Modern Colonialism: The Case of Costa Rica and the United Fruit Company

Micah X. Perez, Regis University

Newest, updated version of my finalized Honors Thesis.


This academic paper systematically investigates the intricate historical relationship between the United Fruit Company (UFC) and the socio-economic landscape of Costa Rica during the Liberal period from 1870 to 1940. By examining the direct relationship between the UFC's presence and the simultaneous growth of the tourism industry, coastal land development, and the consequential rise of the sex trade, this research elucidates the adverse impacts of foreign monopolies on the privatization of land. The study underscores the enduring repercussions of this phenomenon in contemporary Costa Rican society.
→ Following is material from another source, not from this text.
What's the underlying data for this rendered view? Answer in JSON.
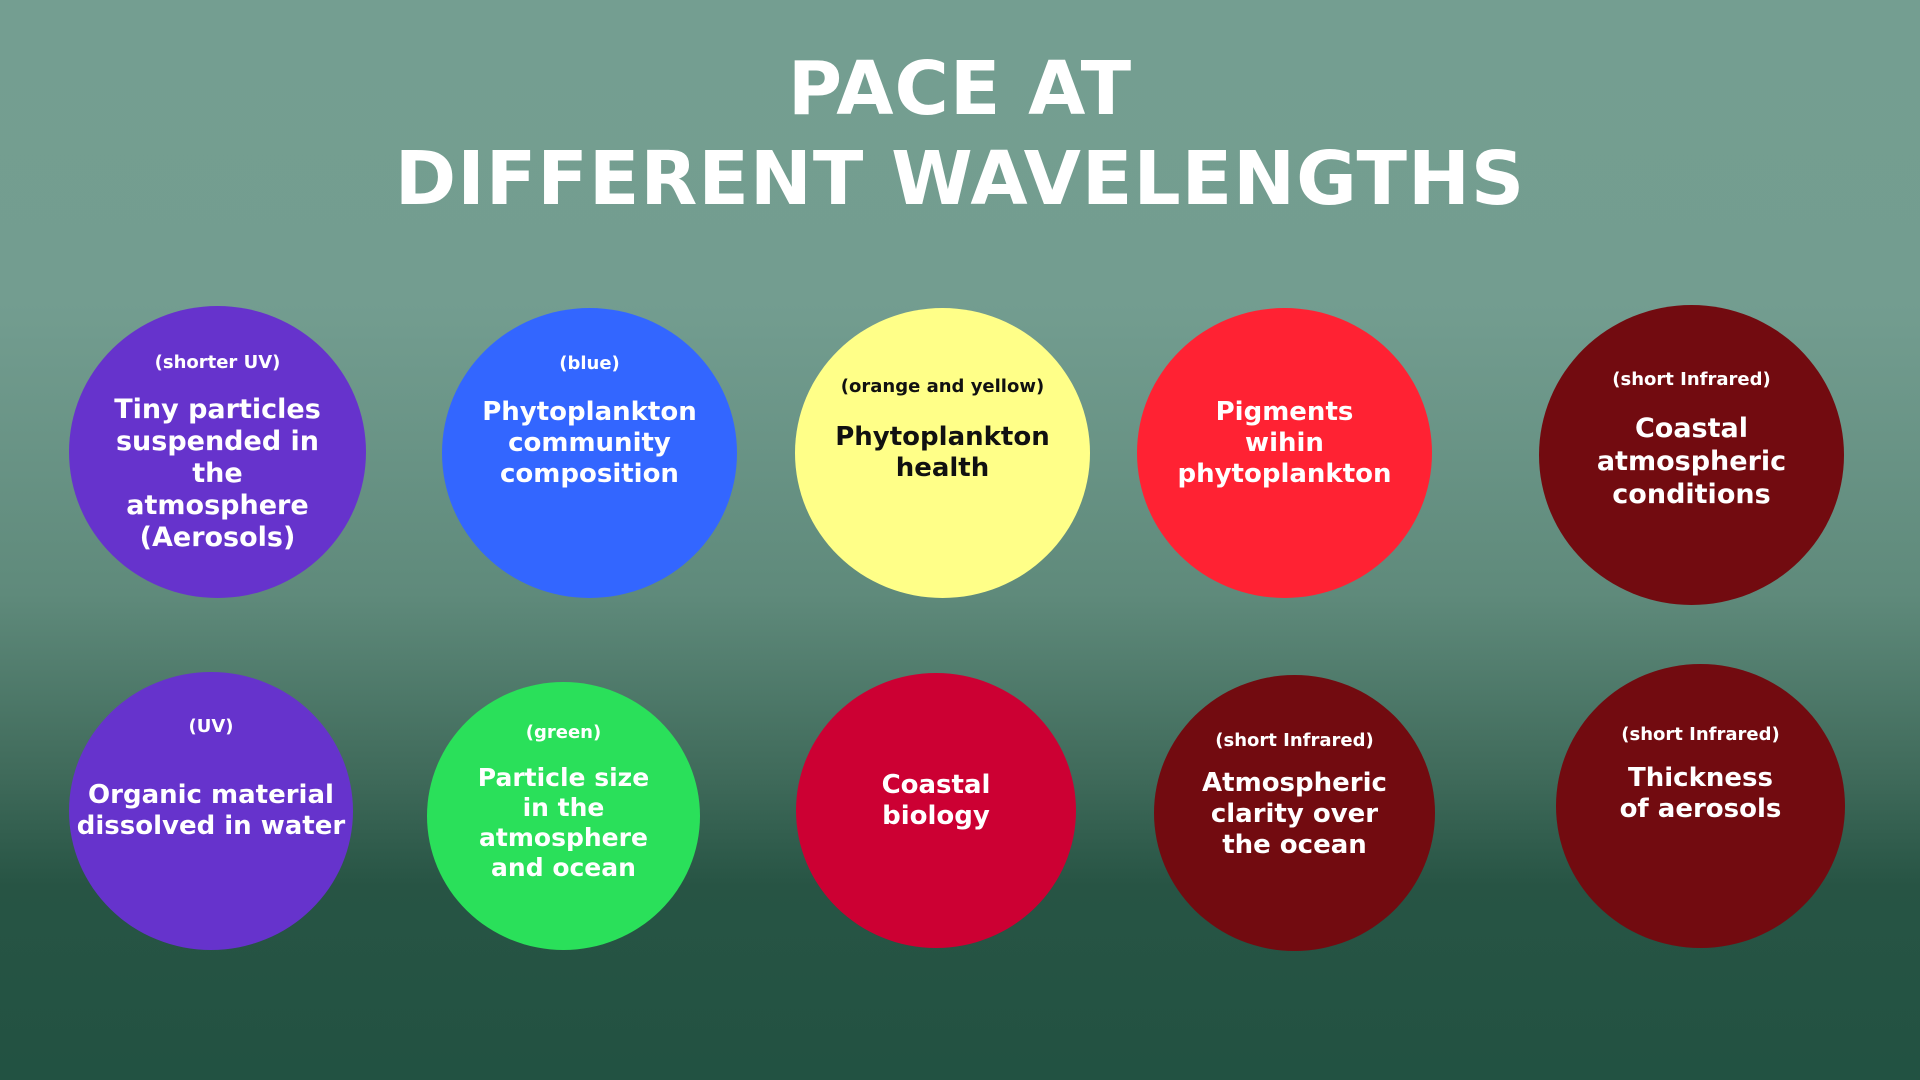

Through historical analysis, this thesis argues that the UFC's actions in Costa Rica during the Liberal period took on a form of modern-day colonialism, impacting the socio-economic dynamics of the nation. By examining less-explored historical narratives, the paper seeks to acknowledge and address the often-neglected histories of exploited indigenous communities and Latin American countries under the influence of the United States. This academic endeavor not only illuminates the less visible aspects of the United States' involvement in Costa Rica but also the influence between the Global North’s corporate interests and local communities. Within the context of Central American history, the ethical considerations of the United States' influence on environmental and human health are key historical themes.